O atual governo não deixa sinais de recuperação da crise econômica brasileiraIlustração: Mihai Cauli

O Brasil está sofrendo a mais longa crise econômica dos últimos 120 anos. Entre taxas negativas e uma quase estagnação, o PIB do primeiro trimestre deste ano é menor do que o de seis anos atrás. Além das dificuldades da economia, que vêm de mais tempo, o país sofre os efeitos da pandemia da Covid-19 e de uma crise política que atinge a própria identidade da Nação, perplexa diante da escolha que precisa fazer sobre o que quer ser e qual o seu lugar no mundo. Desde o final da ditadura, duas alternativas estão postas: perseverar num rumo próprio de desenvolvimento, inclusão social e protagonismo internacional na construção de uma ordem multipolar ou submeter-se ao papel de gerador de riqueza para poucos e sócio menor do unilateralismo decadente dos EUA.

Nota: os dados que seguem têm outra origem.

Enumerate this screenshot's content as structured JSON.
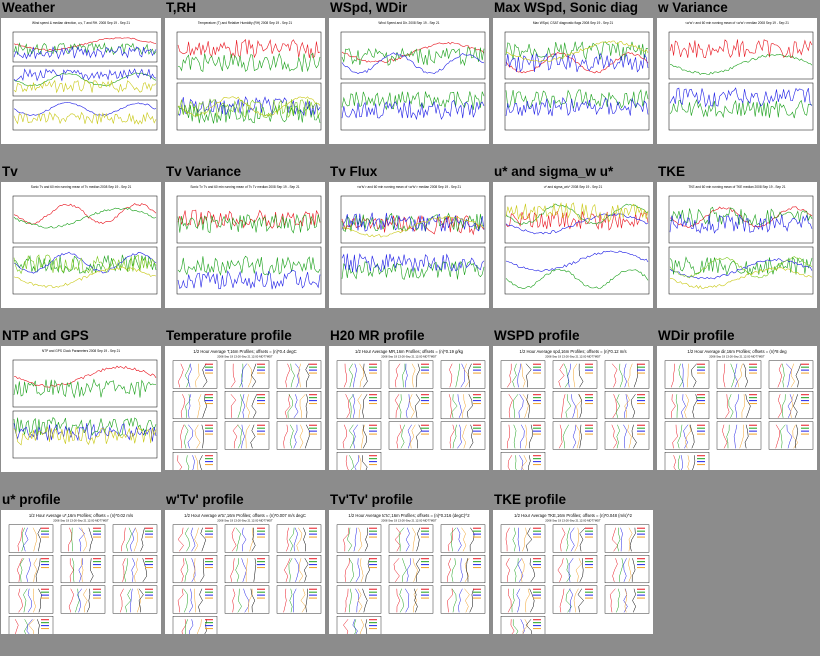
{
  "grid": [
    {
      "title": "Weather",
      "kind": "ts",
      "caption": "Wind speed & median direction, u,v, T and RH. 2008 Sep 19 - Sep 21",
      "panels": 3
    },
    {
      "title": "T,RH",
      "kind": "ts",
      "caption": "Temperature (T) and Relative Humidity (RH) 2008 Sep 19 - Sep 21",
      "panels": 2
    },
    {
      "title": "WSpd, WDir",
      "kind": "ts",
      "caption": "Wind Speed and Dir. 2008 Sep 19 - Sep 21",
      "panels": 2
    },
    {
      "title": "Max WSpd, Sonic diag",
      "kind": "ts",
      "caption": "Max WSpd, CSAT diagnostic flags 2008 Sep 19 - Sep 21",
      "panels": 2
    },
    {
      "title": "w Variance",
      "kind": "ts",
      "caption": "<w'w'> and 60 min running mean of <w'w'> median 2008 Sep 19 - Sep 21",
      "panels": 2
    },
    {
      "title": "Tv",
      "kind": "ts",
      "caption": "Sonic Tv and 60 min running mean of Tv median 2008 Sep 19 - Sep 21",
      "panels": 2
    },
    {
      "title": "Tv Variance",
      "kind": "ts",
      "caption": "Sonic Tv Tv and 60 min running mean of Tv Tv median 2008 Sep 19 - Sep 21",
      "panels": 2
    },
    {
      "title": "Tv Flux",
      "kind": "ts",
      "caption": "<w'tv'> and 60 min running mean of <w'tv'> median 2008 Sep 19 - Sep 21",
      "panels": 2
    },
    {
      "title": "u* and sigma_w u*",
      "kind": "ts",
      "caption": "u* and sigma_w/u* 2008 Sep 19 - Sep 21",
      "panels": 2
    },
    {
      "title": "TKE",
      "kind": "ts",
      "caption": "TKE and 60 min running mean of TKE median 2008 Sep 19 - Sep 21",
      "panels": 2
    },
    {
      "title": "NTP and GPS",
      "kind": "ts",
      "caption": "NTP and GPS Clock Parameters 2008 Sep 19 - Sep 21",
      "panels": 2
    },
    {
      "title": "Temperature profile",
      "kind": "prof",
      "caption": "1/2 Hour Average T,16m Profiles; offsets = (n)*0.4 degC",
      "sub": "2008 Sep 19 13:00-Sep 21 12:00 MDT7MDT"
    },
    {
      "title": "H20 MR profile",
      "kind": "prof",
      "caption": "1/2 Hour Average MR,16m Profiles; offsets = (n)*0.19 g/kg",
      "sub": "2008 Sep 19 13:00-Sep 21 12:00 MDT7MDT"
    },
    {
      "title": "WSPD profile",
      "kind": "prof",
      "caption": "1/2 Hour Average spd,16m Profiles; offsets = (n)*0.12 m/s",
      "sub": "2008 Sep 19 13:00-Sep 21 12:00 MDT7MDT"
    },
    {
      "title": "WDir profile",
      "kind": "prof",
      "caption": "1/2 Hour Average dir,16m Profiles; offsets = (n)*8 deg",
      "sub": "2008 Sep 19 13:00-Sep 21 12:00 MDT7MDT"
    },
    {
      "title": "u* profile",
      "kind": "prof",
      "caption": "1/2 Hour Average u*,16m Profiles; offsets = (n)*0.02 m/s",
      "sub": "2008 Sep 19 13:00-Sep 21 12:00 MDT7MDT"
    },
    {
      "title": "w'Tv' profile",
      "kind": "prof",
      "caption": "1/2 Hour Average w'tc',16m Profiles; offsets = (n)*0.007 m/s degC",
      "sub": "2008 Sep 19 13:00-Sep 21 12:00 MDT7MDT"
    },
    {
      "title": "Tv'Tv' profile",
      "kind": "prof",
      "caption": "1/2 Hour Average tc'tc',16m Profiles; offsets = (n)*0.216 (degC)^2",
      "sub": "2008 Sep 19 13:00-Sep 21 12:00 MDT7MDT"
    },
    {
      "title": "TKE profile",
      "kind": "prof",
      "caption": "1/2 Hour Average TKE,16m Profiles; offsets = (n)*0.048 (m/s)^2",
      "sub": "2008 Sep 19 13:00-Sep 21 12:00 MDT7MDT"
    }
  ],
  "colors": {
    "background": "#8c8c8c",
    "red": "#e8141e",
    "green": "#1aa01a",
    "blue": "#1e1ee6",
    "yellow": "#c8c814",
    "lime": "#7cc81e",
    "orange": "#f0a028",
    "black": "#000000"
  }
}
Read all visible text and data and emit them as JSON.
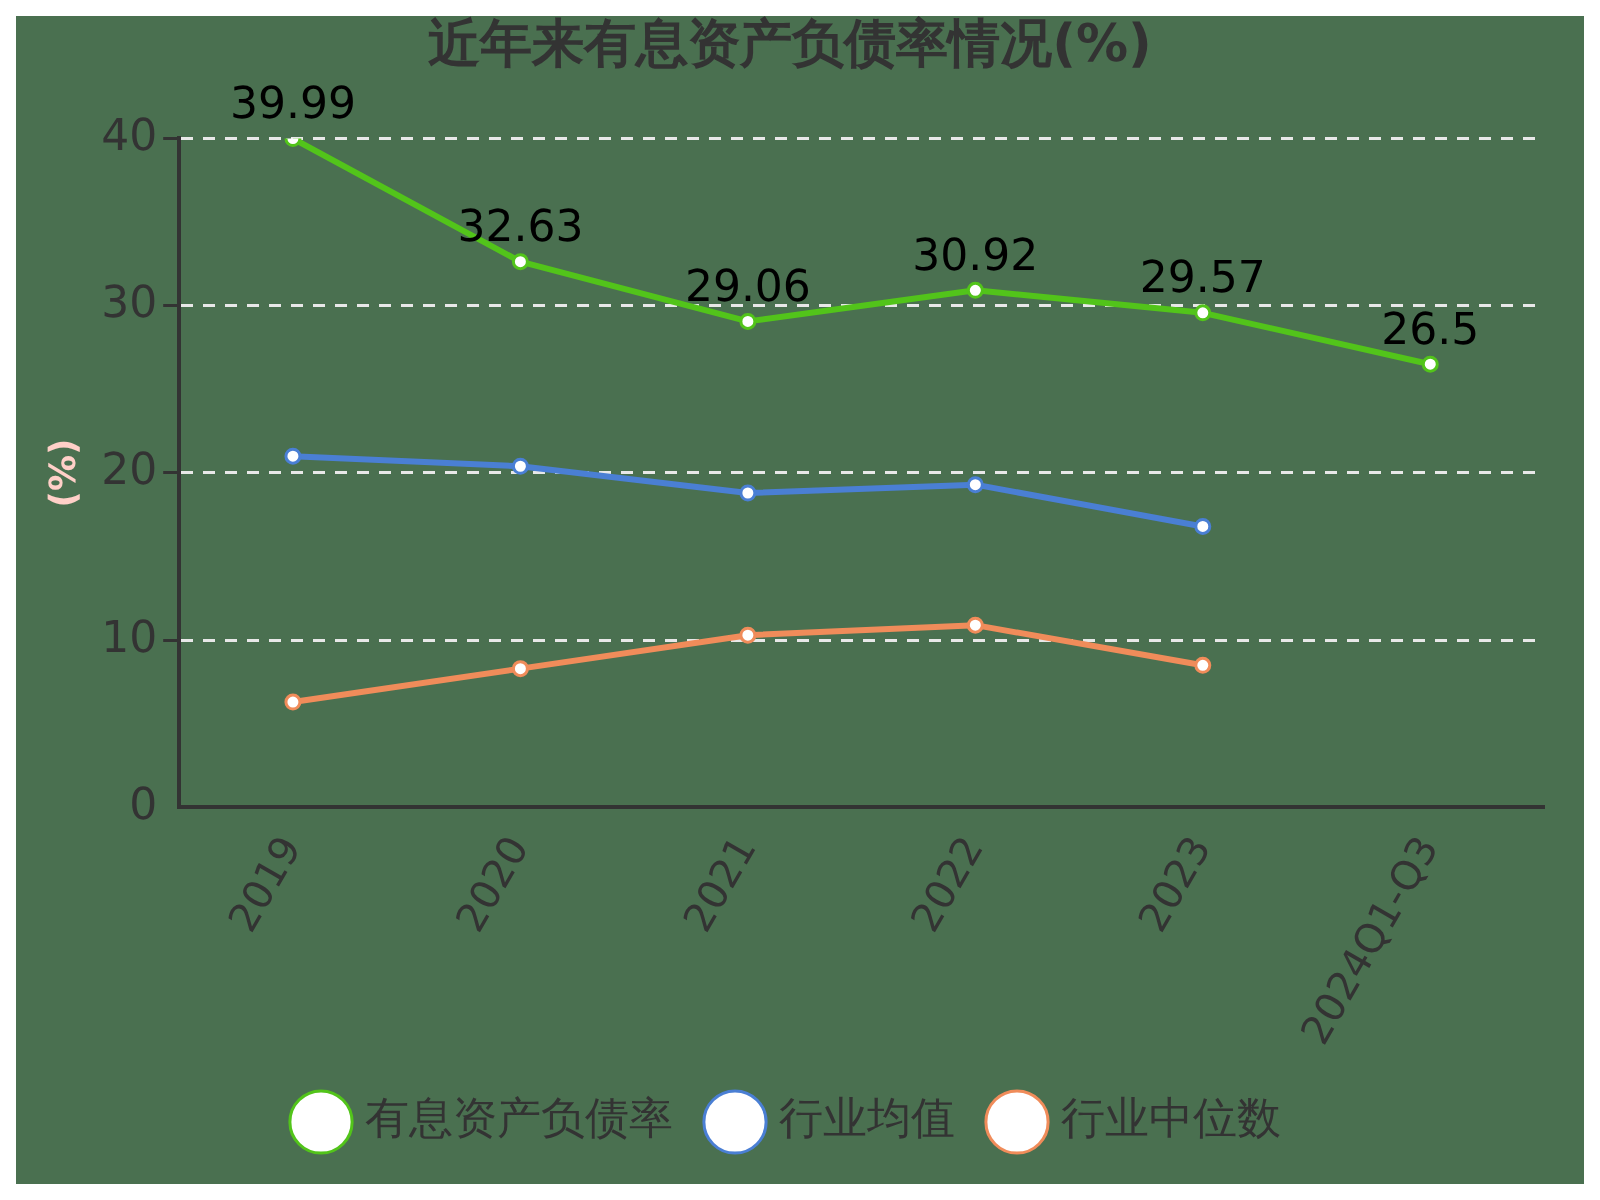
{
  "chart_data": {
    "type": "line",
    "title": "近年来有息资产负债率情况(%)",
    "ylabel": "(%)",
    "categories": [
      "2019",
      "2020",
      "2021",
      "2022",
      "2023",
      "2024Q1-Q3"
    ],
    "series": [
      {
        "name": "有息资产负债率",
        "color": "#52c41a",
        "values": [
          39.99,
          32.63,
          29.06,
          30.92,
          29.57,
          26.5
        ],
        "value_labels": [
          "39.99",
          "32.63",
          "29.06",
          "30.92",
          "29.57",
          "26.5"
        ]
      },
      {
        "name": "行业均值",
        "color": "#4a7fd4",
        "values": [
          21.0,
          20.4,
          18.8,
          19.3,
          16.8,
          null
        ]
      },
      {
        "name": "行业中位数",
        "color": "#f08c5a",
        "values": [
          6.3,
          8.3,
          10.3,
          10.9,
          8.5,
          null
        ]
      }
    ],
    "ylim": [
      0,
      40
    ],
    "yticks": [
      0,
      10,
      20,
      30,
      40
    ],
    "grid": "y",
    "legend": "bottom",
    "marker": "circle",
    "line_style": "solid"
  }
}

Após uma queda de 4,1% no ano passado, a taxa de crescimento do PIB no primeiro trimestre alcançou 1%. Alguns outros indicadores de atividade produtiva da agropecuária, indústria e serviços também estão apresentando sinais positivos. O governo do Perverso e seu ministro Guedes anuncia que estamos em franca recuperação e que deixaremos para trás a crise econômica, venceremos a pandemia e consolidaremos nossa democracia. É possível ser assim otimista?

Comecemos pela economia. A primeira coisa a ser esclarecida diz respeito à natureza e à intensidade de um indicador de crescimento de 1% no primeiro trimestre deste 2021, composto por 3% na indústria, -0,8% nos serviços e 5,2%, na agropecuária, além de 0,8% nas exportações e um importante 17% no investimento em capital fixo (máquinas e construções).

Estes números podem ser vistos de duas formas. Em primeiro lugar, representam um aumento que se dá sobre uma base muito baixa, o que por si só amplifica seu valor. Comparando com o ano de 2014, quando teve início a presente crise econômica, o PIB ainda está -2,1% abaixo do daquele ano. Em segundo lugar, o índice geral de crescimento segue sendo puxado pela agropecuária, embora a indústria tenha também apresentado um valor positivo. Entretanto, os serviços, que representam de longe a maior parcela do PIB, continuam em queda. O crescimento da agropecuária, setor que representa apenas 5,9% do produto total, vem ocorrendo juntamente a uma tendência negativa no emprego. Foram contados 6,4 milhões de trabalhadores a menos no setor entre 2000 e 2018, enquanto a indústria criou 7,5 milhões de novos postos de trabalho até 2014, passando a desempregar na sequência. Ao mesmo tempo, os serviços foram o setor que manteve a geração de empregos mesmo na crise, perto de 23 milhões de novas ocupações de 2000 até 2018, mas boa parte destas no chamado precariado, com baixos salários e menores direitos.

Voltemos para os dados do primeiro trimestre, agora olhando para o lado da demanda. A formação de capital fixo, o investimento, foi positiva em 17%, como visto, enquanto o consumo das famílias seguiu em declínio de -1,7%. A se confirmar a previsão de o Brasil crescer 4,5% até o final deste ano, teremos um PIB apenas 1,1% maior do que o de 2014. Seu valor per capita seguiria sendo menor do que o de sete anos atrás, pois a população cresceu 5,8% neste ínterim.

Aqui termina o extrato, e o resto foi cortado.